Receiving the Ed Thomas Award was quite the surprise, Zach said, but also a testament to his unwavering faith, his family foundation and his love for football.

“It means a lot,” he said. “I remember that day as a kid in 2009 [that Thomas was killed]. My dad coached against [Thomas] for a number of years when dad was coaching at Reinbeck and I heard a lot about him. It’s just a real honor to win something in his name.

“It symbolizes that God comes first, obviously, and then your family is right there with it, and then comes football. You can’t get it mixed up, that’s what Ed Thomas always preached no matter if he was on the practice field or on ESPN, that’s just the way things were with his teams.”

Zach has served as a maintenance assistant at the high school the last few summers, and he plans to be an electrician for Shaw Electric in Waterloo after completing the apprenticeship program.

“We’ll see where life takes me from there,” he said.

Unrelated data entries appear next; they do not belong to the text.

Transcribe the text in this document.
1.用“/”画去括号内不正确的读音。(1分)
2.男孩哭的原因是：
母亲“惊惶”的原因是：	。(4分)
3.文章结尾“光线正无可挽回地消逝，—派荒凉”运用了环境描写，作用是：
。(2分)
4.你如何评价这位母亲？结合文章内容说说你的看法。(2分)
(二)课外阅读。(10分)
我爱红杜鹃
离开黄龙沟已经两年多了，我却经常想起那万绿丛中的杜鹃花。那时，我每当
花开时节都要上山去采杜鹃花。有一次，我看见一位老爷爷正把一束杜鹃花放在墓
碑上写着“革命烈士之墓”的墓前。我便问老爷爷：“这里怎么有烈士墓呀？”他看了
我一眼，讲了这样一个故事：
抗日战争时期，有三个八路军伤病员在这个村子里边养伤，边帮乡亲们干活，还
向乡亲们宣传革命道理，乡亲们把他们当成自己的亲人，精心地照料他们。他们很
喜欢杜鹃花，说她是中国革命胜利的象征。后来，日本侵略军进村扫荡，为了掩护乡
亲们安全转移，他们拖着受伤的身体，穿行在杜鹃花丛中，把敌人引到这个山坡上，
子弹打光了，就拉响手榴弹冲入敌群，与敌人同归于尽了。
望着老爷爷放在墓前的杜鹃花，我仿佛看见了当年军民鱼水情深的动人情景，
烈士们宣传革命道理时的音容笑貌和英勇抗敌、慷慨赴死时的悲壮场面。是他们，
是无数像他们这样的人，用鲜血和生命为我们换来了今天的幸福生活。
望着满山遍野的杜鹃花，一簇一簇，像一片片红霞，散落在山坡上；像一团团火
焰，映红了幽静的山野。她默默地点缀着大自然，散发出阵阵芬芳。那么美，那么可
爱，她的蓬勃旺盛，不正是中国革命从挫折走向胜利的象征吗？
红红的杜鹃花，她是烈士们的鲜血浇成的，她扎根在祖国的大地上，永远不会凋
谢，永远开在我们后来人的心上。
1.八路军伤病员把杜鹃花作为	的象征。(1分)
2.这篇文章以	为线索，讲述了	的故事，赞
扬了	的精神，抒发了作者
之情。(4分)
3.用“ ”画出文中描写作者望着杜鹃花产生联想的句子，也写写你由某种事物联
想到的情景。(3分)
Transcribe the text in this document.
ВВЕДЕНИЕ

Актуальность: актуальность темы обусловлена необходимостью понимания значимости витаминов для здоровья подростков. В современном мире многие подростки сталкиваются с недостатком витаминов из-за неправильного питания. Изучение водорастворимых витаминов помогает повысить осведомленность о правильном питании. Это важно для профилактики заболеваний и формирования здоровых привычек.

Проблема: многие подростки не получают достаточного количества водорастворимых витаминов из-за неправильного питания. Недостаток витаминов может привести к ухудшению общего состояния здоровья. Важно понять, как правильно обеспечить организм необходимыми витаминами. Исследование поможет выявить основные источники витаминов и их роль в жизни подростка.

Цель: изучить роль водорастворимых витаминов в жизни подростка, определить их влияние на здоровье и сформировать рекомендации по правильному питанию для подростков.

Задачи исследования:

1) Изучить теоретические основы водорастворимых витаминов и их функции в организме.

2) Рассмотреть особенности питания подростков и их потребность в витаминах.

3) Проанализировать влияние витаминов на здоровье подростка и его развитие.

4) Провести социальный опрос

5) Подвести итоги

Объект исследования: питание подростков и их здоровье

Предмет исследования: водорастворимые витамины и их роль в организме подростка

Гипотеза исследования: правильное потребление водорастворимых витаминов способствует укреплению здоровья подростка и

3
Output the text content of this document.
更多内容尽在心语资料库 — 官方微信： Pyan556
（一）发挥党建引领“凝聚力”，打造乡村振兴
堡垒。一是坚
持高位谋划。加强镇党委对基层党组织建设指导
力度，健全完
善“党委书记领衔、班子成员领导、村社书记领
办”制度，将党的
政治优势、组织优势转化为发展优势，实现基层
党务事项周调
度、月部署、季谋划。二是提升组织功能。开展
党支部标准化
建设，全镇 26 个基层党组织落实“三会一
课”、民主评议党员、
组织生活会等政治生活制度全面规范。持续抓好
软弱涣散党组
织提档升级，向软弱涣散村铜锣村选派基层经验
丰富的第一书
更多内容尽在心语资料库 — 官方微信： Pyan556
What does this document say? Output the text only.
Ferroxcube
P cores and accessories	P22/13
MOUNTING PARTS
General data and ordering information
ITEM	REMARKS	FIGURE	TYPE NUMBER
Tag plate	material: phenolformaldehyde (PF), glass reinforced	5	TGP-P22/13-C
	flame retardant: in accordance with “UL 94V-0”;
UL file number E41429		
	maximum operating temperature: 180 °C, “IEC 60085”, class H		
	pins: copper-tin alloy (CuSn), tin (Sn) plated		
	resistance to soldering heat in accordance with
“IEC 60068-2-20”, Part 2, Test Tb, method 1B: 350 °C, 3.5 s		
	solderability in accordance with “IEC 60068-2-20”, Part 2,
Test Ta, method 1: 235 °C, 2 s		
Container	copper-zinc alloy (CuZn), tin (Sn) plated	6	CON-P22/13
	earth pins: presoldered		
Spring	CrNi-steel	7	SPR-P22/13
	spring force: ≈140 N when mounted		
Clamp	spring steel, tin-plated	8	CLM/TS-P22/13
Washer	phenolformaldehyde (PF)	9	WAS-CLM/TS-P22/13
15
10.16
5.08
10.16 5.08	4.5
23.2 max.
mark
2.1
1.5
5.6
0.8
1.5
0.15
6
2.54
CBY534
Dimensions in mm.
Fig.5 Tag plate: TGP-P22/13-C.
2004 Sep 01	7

Until then, Zach said life’s rollercoaster will follow God’s plan.

“You just try and make the best of what you’ve got, spend time with family, do what you need to do, that’s all we’re doing,” he said. “We’ve been fortunate that mom has been feeling really good for the last six years and now she’s in a lot of pain. Her body’s really starting to tire fighting it for this long, you know, and nothing can really prepare you for what’s probably going to happen and we don’t know how long …

“You get mad and you tell yourself you can’t do that but you do anyways, but God’s always got a plan and I don’t know what that plan is, nobody knows what that plan is, that’s what dad always tells me. You’ve got to tell her you love her every day because she could be gone tomorrow.”